The SEC has been on top of the college football world for a long time, but the balance of power may be shifting back to the Big Ten. After Michigan’s championship last season, 4 of the Top 5 in the latest CFP rankings (Oregon, Ohio State, Penn State, Indiana) hail from the Big Ten. And Finebaum is none too pleased.
ESPN has already started beating the drum of a potential 3-loss SEC school like Georgia making the playoff. And that continued on Friday’s edition of Get Up with Paul Finebaum blasting the CFP rankings and rewarding schools like Penn State and Indiana specifically for being placed highly without truly beating anyone of note.
Paul Finebaum blasts the CFP rankings having 4 Big Ten schools in the Top 5.
“It’s still ridiculous at this point for this committee to meet for 2 days and come up with an embarrassing slate of top teams.” pic.twitter.com/ZnhDYiI9fw
— Awful Announcing (@awfulannouncing) November 15, 2024
“Indiana is a phenomenal story and Curt Cignetti has done a masterful job and this is a really good football job, but this schedule is embarrassing. I look at Indiana’s schedule and say, ‘If you played Georgia’s schedule you would have your fifth loss tomorrow night against Tennessee. Penn State has played one good team, they lost,” Finebaum said.
For the record, SEC teams are 18473-0 in hypothetical matchups against non-conference teams since 2005 while any school that has hypothetically had to play an SEC schedule immediately decides to shut down their institution of higher learning because they simply can’t handle the impossible burden.
“It’s going to shake out, but it’s still ridiculous at this point for this committee to meet for 2 days and come up with an embarrassing slate of top teams,” Finebaum added.

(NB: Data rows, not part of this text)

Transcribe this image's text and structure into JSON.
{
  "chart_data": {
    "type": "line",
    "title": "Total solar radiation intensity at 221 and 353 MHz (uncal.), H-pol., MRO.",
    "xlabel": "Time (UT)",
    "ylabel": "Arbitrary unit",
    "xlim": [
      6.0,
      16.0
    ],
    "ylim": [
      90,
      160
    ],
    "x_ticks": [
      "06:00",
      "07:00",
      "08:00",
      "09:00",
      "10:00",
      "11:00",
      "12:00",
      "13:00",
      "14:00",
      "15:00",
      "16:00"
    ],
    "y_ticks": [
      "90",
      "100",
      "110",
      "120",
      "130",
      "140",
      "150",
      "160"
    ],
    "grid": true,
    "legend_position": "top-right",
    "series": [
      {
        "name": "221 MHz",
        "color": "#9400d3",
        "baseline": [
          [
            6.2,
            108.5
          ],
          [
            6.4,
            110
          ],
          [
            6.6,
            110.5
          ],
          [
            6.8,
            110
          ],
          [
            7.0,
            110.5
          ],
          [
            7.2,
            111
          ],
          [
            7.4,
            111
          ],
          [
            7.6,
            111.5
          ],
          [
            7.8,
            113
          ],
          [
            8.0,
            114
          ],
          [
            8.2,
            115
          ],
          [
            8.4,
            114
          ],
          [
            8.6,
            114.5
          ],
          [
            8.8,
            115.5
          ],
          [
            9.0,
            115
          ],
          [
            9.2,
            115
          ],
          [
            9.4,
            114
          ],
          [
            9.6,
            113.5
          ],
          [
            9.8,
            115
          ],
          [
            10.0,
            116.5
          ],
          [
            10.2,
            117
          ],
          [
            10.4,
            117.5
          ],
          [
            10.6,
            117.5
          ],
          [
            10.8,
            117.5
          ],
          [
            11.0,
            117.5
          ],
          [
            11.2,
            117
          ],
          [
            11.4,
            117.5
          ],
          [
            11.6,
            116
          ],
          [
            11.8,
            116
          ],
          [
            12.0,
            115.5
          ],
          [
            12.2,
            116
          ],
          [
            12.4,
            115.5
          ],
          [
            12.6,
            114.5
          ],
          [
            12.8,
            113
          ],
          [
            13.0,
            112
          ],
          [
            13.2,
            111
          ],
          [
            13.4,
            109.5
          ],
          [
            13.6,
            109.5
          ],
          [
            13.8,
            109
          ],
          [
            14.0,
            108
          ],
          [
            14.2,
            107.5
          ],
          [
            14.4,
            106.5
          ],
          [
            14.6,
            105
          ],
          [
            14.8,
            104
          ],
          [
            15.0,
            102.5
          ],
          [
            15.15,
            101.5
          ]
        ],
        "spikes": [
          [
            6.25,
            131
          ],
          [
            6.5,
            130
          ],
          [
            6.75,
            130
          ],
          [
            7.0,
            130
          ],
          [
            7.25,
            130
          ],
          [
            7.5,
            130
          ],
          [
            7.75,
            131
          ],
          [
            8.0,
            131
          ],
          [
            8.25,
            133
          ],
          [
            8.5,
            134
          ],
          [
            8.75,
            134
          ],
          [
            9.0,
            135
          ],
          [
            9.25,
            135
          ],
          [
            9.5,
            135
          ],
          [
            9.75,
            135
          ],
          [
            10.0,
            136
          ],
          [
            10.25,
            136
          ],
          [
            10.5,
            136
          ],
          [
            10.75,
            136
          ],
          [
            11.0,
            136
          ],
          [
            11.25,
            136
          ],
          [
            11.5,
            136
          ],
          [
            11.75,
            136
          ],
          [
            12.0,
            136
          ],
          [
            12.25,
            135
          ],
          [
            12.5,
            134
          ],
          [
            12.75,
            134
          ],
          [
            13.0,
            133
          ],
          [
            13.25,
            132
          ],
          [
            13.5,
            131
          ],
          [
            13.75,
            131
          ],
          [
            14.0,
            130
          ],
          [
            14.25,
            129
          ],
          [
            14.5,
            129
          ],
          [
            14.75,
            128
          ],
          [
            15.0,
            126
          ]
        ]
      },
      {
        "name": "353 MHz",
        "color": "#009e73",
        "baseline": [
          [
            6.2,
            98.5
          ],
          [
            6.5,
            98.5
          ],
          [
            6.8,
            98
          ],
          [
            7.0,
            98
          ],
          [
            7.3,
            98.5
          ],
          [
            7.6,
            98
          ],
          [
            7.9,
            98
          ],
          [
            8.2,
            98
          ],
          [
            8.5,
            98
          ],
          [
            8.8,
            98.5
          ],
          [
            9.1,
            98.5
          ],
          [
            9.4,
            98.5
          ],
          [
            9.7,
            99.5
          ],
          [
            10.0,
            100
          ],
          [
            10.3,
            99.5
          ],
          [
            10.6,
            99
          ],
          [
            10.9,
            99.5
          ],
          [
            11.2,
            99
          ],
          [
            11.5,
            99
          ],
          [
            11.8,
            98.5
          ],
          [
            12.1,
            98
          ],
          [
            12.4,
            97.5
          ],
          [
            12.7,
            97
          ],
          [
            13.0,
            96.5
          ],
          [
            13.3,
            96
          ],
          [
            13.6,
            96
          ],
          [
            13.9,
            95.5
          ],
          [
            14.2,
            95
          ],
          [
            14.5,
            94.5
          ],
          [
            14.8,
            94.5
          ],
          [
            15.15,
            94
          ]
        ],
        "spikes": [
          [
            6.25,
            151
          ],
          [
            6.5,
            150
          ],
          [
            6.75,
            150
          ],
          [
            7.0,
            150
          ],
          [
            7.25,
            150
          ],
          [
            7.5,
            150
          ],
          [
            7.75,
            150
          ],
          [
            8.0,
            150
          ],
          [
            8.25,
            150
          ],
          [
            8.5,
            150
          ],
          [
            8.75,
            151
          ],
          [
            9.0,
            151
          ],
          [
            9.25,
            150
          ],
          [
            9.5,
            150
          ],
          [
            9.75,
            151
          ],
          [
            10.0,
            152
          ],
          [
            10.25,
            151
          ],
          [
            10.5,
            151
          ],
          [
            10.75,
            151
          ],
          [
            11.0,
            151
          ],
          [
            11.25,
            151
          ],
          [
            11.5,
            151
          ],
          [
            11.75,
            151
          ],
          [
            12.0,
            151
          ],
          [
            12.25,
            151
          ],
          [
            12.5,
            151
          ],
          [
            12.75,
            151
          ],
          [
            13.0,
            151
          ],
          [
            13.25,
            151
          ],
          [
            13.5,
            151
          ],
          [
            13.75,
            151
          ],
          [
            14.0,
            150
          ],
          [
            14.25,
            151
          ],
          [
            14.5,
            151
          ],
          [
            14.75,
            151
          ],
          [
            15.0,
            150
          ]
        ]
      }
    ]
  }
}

“Embarrassing” might be a bit strong considering Indiana has beaten both national championship game contestants last season. We’ve also seen Georgia struggle mightily against Kentucky and Florida, who aren’t exactly setting the world on fire. But this is the subjective nature of college football. One person can see a win over Michigan State and a win against Auburn as two wildly different things.
In fairness, Paul Finebaum also questioned Texas ranking so highly even though their one quality opponent, Georgia, was a loss. But the overall point stands that the SEC schools, where real football is played, should have their win-loss records ignored and given more credit than teams from other conferences with better records that have played different schedules.
It’s an argument that rings a little hollow and makes you think that no matter what side of college football tribalism you’re on, you can make an argument that suits your case. The folks at Fox Sports, CBS, and NBC can look at the same teams and same results and call the Indiana schedule a murderer’s row of opponents. But if we’ve learned anything over the years, that’s all the College Football Playoff rankings are any good for anyways.